Meren and Sigassa, the Crocodile, were locked chest to chest. They rolled across the ring, first one on top, then the other. Nefer saw at a glance that Meren was injured. Sigassa’s diseased skin was thick and horny, impervious to pain, and he used it now like a weapon, rubbing himself against him, tearing Meren’s flesh so the blood oozed up from the shallow lacerations across his chest and arms. Taita had warned them of that, but it was impossible to avoid his loathsome embrace, and Meren was being overpowered. Nefer had arrived only just in time.
The rules of the Red Road were deliberately stacked against the novices. However, they allowed one novice to come to the aid of the other, but only after he had defeated his own opponent. This was one of the few concessions they were granted. Nefer took full advantage of it.
The moment he was into the ring Nefer stooped and picked up a white pebble the size and shape of a dove’s egg. As he ran to Meren’s aid, he placed the stone in the center of his palm, wrapped his fingers and thumb around it and clasped it so firmly that his knuckles whitened with the pressure. He had turned his fist into a weapon as effective as a carpenter’s mallet.
The crowd shouted a warning to the Crocodile, and he released Meren and came to his feet in one swift movement. Head down he charged at Nefer. Taita had warned them that his bald and knobbly skull was a deadly battering ram. Sigassa had already cracked two of Meren’s ribs with his first charge, and now he strove to do the same to Nefer.
Nefer let him come on, judging his moment, placing his feet firmly, and then he swung his clenched right fist into the side of Sigassa’s jaw, at the precise point that Taita had shown him. The weight and speed of Sigassa’s own rush met the full power of Nefer’s shoulders behind the blow. The great scaly head snapped back and Sigassa’s legs turned soft as porridge under him. But his momentum carried him on, he sprawled full-length over the line of marker stones.
No one in the crowd had ever seen a bare fist used as a weapon. They gaped in amazement. Even Nefer was startled by the result, for Sigassa lay without twitching. Nefer recovered in a moment and yelled at the umpire, “Sigassa has left the ring! He must forfeit!”
The umpire shouted his agreement, “Nefer Seti is the victor. Sigassa forfeits the bout. You are through and clear, Nefer Seti!”
Nefer ran to Meren and hauled him to his feet. “Are you hurt?”
“My ribs! The swine butted like a bull,” he gasped.
“We must go on.”
“Of course.” Meren straightened and squared his shoulders. His face was gray as ashes with the pain. “It is nothing.” But he clutched the side of his chest as they ran back to the chariot. Hastily they pulled on their discarded chitons and strapped on the leather armor.
“That took too long. We are losing ground every second.” As they scrambled up onto the footplate of the chariot they both looked back down the terraced slope of the hills toward the javelin butts on the plain below.

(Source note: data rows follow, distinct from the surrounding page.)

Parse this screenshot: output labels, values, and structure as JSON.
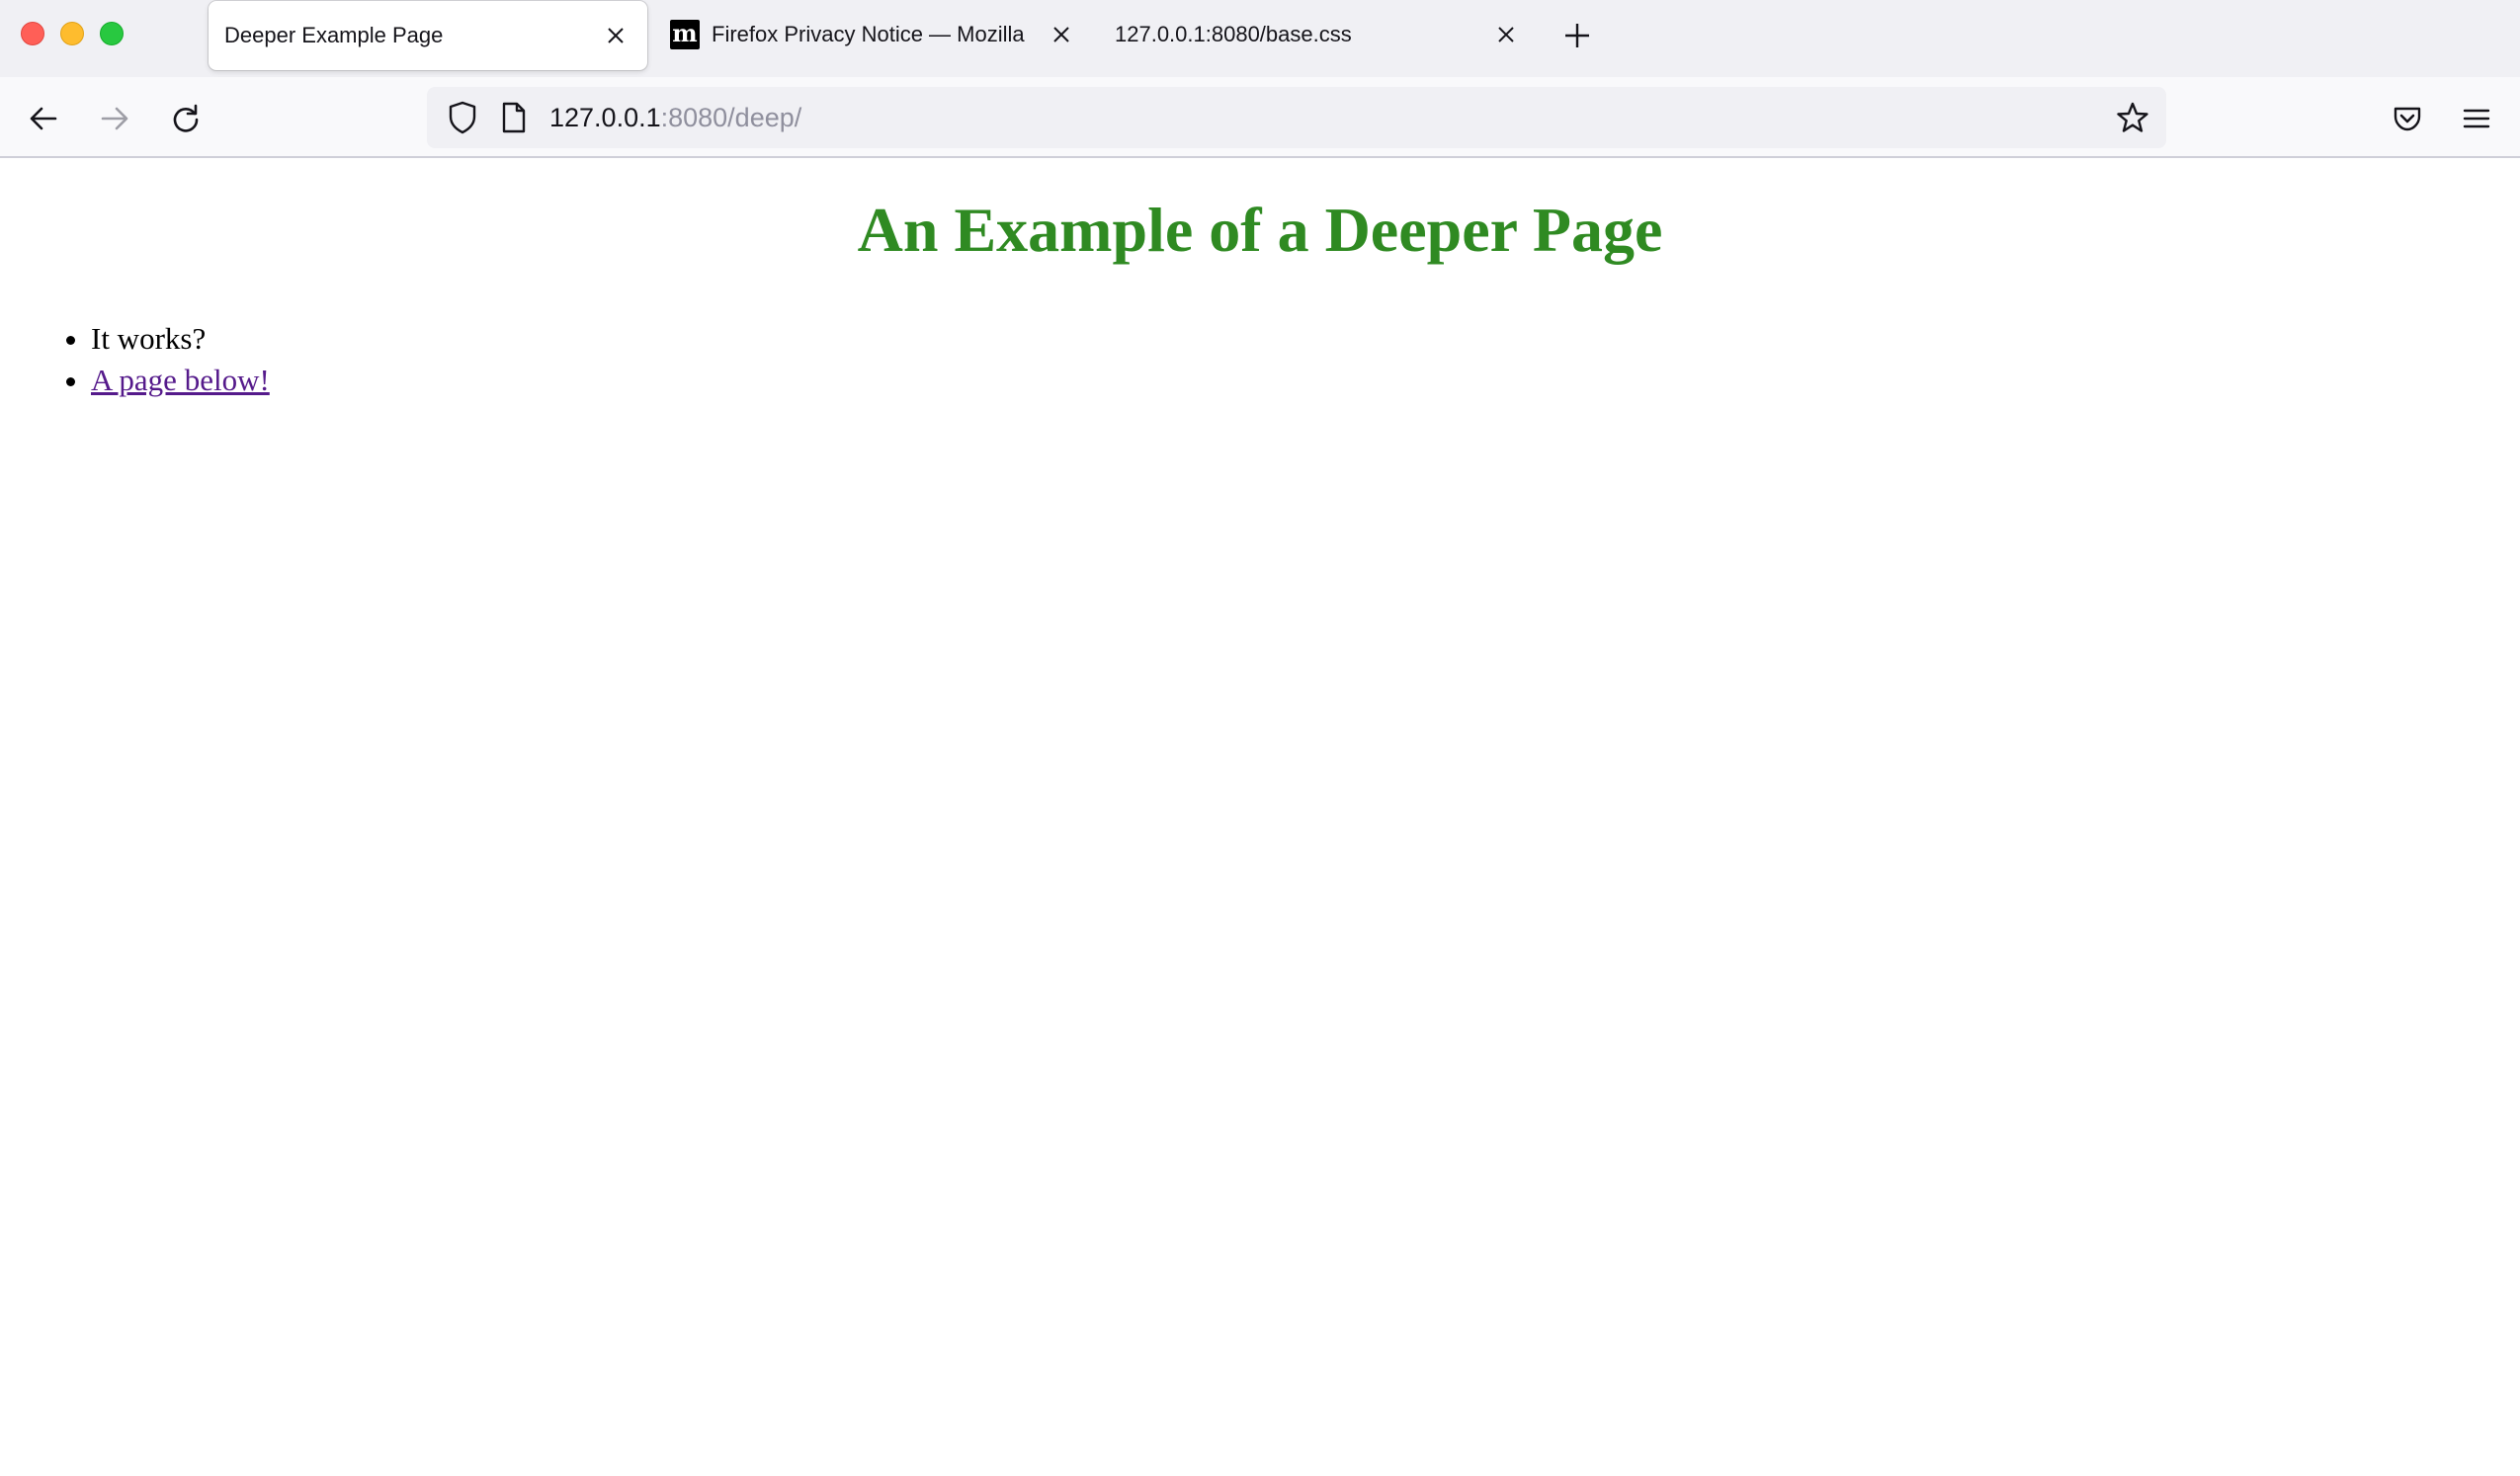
{
  "browser": {
    "tabs": [
      {
        "title": "Deeper Example Page",
        "active": true,
        "favicon": "none"
      },
      {
        "title": "Firefox Privacy Notice — Mozilla",
        "active": false,
        "favicon": "mozilla-m-icon",
        "favicon_glyph": "m"
      },
      {
        "title": "127.0.0.1:8080/base.css",
        "active": false,
        "favicon": "none"
      }
    ],
    "url": {
      "host": "127.0.0.1",
      "rest": ":8080/deep/"
    }
  },
  "page": {
    "heading": "An Example of a Deeper Page",
    "items": [
      {
        "text": "It works?",
        "link": false
      },
      {
        "text": "A page below!",
        "link": true
      }
    ]
  },
  "colors": {
    "heading": "#2f8a22",
    "visited_link": "#551a8b",
    "tabstrip_bg": "#f0f0f4",
    "toolbar_bg": "#f9f9fb"
  }
}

“There they are,” Meren grunted, and they saw the dust cloud boiling up pale and ethereal in the sunlight. The pursuing vehicles were still only dark specks beneath the hovering dust, but seemed to grow in size even as they watched them.
There was nothing to say. The pursuers would not be tested by the wrestlers. They would ride straight past the rings of stones. Nefer and Meren knew how meager was their lead, and how swiftly they could lose even that small advantage. It needed only one more wrong step or miscalculation on their part.
Nefer shook out the reins and called to the team. Dov and Krus had rested while they had been wrestling. Now they were refreshed, they leaned their full weight into the harness and sped away. Ahead, the line of flags marking the course began the wide turn back into the south, in the direction from which they had come.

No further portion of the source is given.